An ordinary differential equation that generalizes the notion of "path of steepest descent." For questions on "gradients" of a function, use (multivariable-calculus) instead.
Let $H$ be a Hilbert manifold. A gradient flow on $H$ is the ordinary differential equation for $u: I \to H$, where $I\subseteq \mathbb{R}$ is an interval, given by $$ \frac{\mathrm{d}}{\mathrm{d}t} u = -(\nabla F)(u) $$ where $F:H \to \mathbb{R}$ represents the potential or height.
The motivation is that of steepest descent in Euclidean spaces, and is connected with morse-theory. Imagine $F$ is some real valued function defined over $\mathbb{R}^2$, the vector $-\nabla F$ is a vector field that points in the direction of the steepest descent if we look at the graph of $F$ as describing a field of heights over $\mathbb{R}^2$. The gradient flow is the generalization of this to higher (possibly infinite) dimensions.

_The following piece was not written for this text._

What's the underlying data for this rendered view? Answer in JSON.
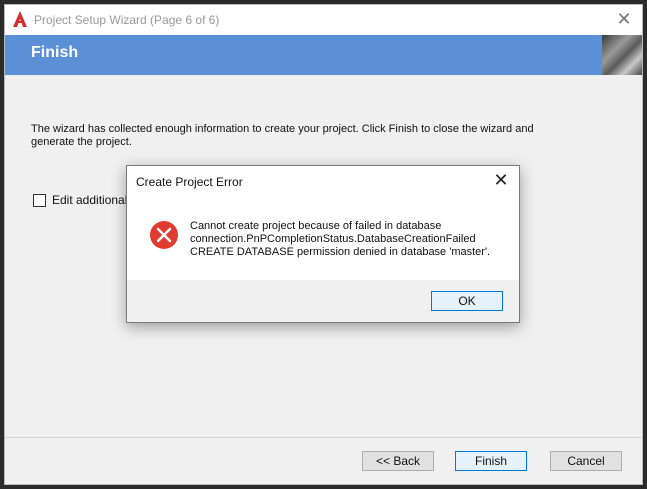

Certain partial differential equations can be described as a gradient flow in infinite dimensions. For example, consider $H$ being the Sobolev space $H^2(\mathbb{R}^d)$ of functions whose derivatives up to second order belong to $L^2$. If we define the function $F(u) = \int_{\mathbb{R}^d} |\nabla u|^2 ~\mathrm{d}x$, a formal computation shows that its gradient (relative to the $L^2$ inner product) is
$$ (\nabla F)(u) = \triangle u $$
where $\triangle$ is the usual Laplacian. That is to say, the gradient flow for the "energy functional" $F(u)$ is in fact the linear heat equation on $\mathbb{R}^d$.